Housing inches closer to pre-recession normal
According to the Federal Housing Finance Agency, home prices rose 0.7 percent in February compared to January, and a whopping 7.1 percent compared to February 2012, representing the largest gain in over six years, meeting economists’ expectations for the agency’s most recent report.
Inventory levels remain tight, and while home values are on the rise and multi-bid situations are becoming common, existing home sales fell 0.6 percent, according to the National Association of Realtors (NAR).
Buying now cheaper than renting, but…
According to the Trulia Winter 2013 Rent vs. Buy Report, buying a home in the top 100 major metros is cheaper than renting, even in light of home prices rising. The company analyzes homes for sale and rent on the site from December 1, 2012 to February 28, 2013 factoring in transaction costs, opportunity costs, and taxes to uncover that although rents and home prices are both rising, home ownership is still more affordable.
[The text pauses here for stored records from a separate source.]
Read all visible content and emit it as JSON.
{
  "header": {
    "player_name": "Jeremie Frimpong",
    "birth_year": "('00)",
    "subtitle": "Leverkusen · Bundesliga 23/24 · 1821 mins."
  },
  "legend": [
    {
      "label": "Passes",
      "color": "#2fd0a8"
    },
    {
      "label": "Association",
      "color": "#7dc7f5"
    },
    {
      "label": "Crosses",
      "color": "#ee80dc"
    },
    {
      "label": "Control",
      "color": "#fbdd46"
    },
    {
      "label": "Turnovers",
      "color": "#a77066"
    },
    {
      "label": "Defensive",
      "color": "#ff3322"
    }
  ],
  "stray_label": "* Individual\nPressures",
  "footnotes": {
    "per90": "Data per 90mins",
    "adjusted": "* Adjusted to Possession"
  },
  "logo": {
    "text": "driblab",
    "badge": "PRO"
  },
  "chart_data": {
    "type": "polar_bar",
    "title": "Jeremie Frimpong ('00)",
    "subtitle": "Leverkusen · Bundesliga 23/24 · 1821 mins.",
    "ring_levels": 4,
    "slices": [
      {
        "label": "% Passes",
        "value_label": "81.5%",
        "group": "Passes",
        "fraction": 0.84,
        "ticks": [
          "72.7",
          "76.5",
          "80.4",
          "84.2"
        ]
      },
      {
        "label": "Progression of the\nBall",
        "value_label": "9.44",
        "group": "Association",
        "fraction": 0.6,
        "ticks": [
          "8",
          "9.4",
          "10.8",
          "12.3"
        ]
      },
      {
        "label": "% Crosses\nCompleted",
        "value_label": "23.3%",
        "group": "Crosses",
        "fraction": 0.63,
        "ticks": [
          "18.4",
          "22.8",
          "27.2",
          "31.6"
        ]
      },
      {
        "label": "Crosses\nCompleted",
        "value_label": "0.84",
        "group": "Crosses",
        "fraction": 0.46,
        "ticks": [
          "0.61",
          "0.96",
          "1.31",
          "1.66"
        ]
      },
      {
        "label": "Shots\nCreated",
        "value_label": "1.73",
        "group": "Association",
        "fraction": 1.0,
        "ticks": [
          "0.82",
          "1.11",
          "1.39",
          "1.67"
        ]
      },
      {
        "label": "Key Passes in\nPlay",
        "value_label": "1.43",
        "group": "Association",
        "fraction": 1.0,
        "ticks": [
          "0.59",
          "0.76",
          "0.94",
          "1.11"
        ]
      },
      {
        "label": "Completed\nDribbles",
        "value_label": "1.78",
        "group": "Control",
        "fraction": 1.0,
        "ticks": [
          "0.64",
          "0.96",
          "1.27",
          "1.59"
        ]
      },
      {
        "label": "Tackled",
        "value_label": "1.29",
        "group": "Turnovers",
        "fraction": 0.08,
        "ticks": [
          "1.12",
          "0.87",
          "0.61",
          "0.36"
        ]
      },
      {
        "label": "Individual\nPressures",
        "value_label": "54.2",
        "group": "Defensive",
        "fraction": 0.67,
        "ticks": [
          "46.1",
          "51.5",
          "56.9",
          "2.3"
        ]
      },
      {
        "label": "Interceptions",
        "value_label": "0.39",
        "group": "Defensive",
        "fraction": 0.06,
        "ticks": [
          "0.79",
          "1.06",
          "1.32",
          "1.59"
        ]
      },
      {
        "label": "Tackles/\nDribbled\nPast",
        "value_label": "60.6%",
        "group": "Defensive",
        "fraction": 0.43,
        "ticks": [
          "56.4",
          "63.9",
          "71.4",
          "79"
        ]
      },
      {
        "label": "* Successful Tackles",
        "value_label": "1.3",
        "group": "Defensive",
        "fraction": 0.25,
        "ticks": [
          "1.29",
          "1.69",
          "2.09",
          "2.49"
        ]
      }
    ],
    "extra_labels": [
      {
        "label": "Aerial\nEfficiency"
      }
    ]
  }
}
Trulia says buying a home is 44 percent cheaper than renting nationwide, down just slightly from 46 percent in 2012.
“Although buying a home is still cheaper than renting, the gap is closing,” said Dr. Jed Kolko, Trulia’s Chief Economist. “In 2013, home prices should rise faster than rents, and mortgage rates are likely to rise in the next year as the economy improves. By next year, buying could be more expensive than renting in some housing markets, even for people with the best credit.”